Pendapat Pijnapel ini juga dibenarkan oleh J.P. Moquette yang pernah meneliti bentuk nisan kuburan-kuburan raja-raja Pasai, kuburan Sultan Malik Ash-Shalih. Nisan kuburan Maulana Malik Ibrahim di Gresik, Jawa Timur, juga ditelitinya. Dan ternyata sangat mirip dengan bentuk nisan-nisan kuburan yang ada di Cambay, Gujarat.
Rupanya, pendapat Moquette yang memperkuat pendapat Pijnapel dan Hurgronje disanggah oleh S.Q. Fatimi. Pendapat Fatimi adalah nisan-nisan kuburan yang ada di Aceh dan Gresik justru lebih mirip dengan bentuk nisan-nisan kuburan yang ada di Benggala, sekitar Bangladesh sekarang.

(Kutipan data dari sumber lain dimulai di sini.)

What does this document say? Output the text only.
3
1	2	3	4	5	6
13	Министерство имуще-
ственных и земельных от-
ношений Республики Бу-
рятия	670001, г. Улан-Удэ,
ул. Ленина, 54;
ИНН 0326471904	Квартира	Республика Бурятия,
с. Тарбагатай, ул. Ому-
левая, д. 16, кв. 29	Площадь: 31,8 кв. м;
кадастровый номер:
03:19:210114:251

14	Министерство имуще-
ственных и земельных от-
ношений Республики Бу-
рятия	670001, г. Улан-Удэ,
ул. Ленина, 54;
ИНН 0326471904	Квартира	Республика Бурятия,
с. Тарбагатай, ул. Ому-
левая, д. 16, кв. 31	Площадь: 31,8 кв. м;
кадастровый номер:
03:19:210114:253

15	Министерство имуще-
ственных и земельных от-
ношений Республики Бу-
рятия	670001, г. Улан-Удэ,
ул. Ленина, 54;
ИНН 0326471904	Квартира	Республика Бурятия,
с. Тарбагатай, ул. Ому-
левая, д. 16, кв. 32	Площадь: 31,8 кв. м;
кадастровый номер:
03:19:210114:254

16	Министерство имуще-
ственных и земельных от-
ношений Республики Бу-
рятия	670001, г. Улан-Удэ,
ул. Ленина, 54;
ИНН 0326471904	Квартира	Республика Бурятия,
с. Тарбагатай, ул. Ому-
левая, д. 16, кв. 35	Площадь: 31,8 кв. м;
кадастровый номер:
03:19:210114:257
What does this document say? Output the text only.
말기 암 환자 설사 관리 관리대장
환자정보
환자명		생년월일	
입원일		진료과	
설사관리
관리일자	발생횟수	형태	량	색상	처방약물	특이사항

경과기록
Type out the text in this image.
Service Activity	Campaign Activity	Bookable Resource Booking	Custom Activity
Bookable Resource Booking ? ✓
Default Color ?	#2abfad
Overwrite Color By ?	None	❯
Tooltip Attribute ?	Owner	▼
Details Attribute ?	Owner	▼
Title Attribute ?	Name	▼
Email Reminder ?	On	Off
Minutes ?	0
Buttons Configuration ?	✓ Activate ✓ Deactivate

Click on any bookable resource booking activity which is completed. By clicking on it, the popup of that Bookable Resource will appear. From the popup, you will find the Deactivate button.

Lebih jauh lagi, Fatimi percaya, pengaruh-pengaruh Islam di Benggala itu banyak ditemui dalam Islam yang berkembang di Nusantara dulu. Oleh karena itu, Islam yang ada di Indonesia ini sebenarnya berasal dari Bangladesh. Pendapat ini adalah pendapat keempat.
Pendapat Moquette juga disanggah oleh G.E. Marrison. Marrison malah yakin, bahwa Islam yang datang ke Indonesia berasal dari Pantai Coromandel, India Selatan. Alasannya, pada abad ke-13 M, Gujarat masih menjadi sebuah kerajaan Himdu, sedang di Pantai Coromandel Islam telah berkembang. Marrison juga berpendapat, para pembawa dan penyebar Islam yang pertama ke Indonesia adalah para Sufi India.
Mereka menyebarkan Islam di Indonesia dengan pendekatan tasawwuf pada akhir abad ke-13 M. Waktu itu, masih terhitung belum lama dari peristiwa penyerbuan Baghdad oleh orang-orang Mongol.
Penyerbuan yang dimaksud memaksa banyak Sufi keluar dari zawiyah-zawiyah mereka dan melakukan pengembaraan ke luar wilayah Bani Abbasiyah, seperti ke ujung Persia atau bahkan ke India.
Sebelum Marrison mengemukakan pendapatnya, T.W. Arnold telah meyakini bahwa Islam di Indonesia juga dibawa atau berasal dari Pantai Coromandel dan Malabar, India. Karena itu, banyak yang beranggapan bahwa Marrison memperkuat pendapat Arnold itu.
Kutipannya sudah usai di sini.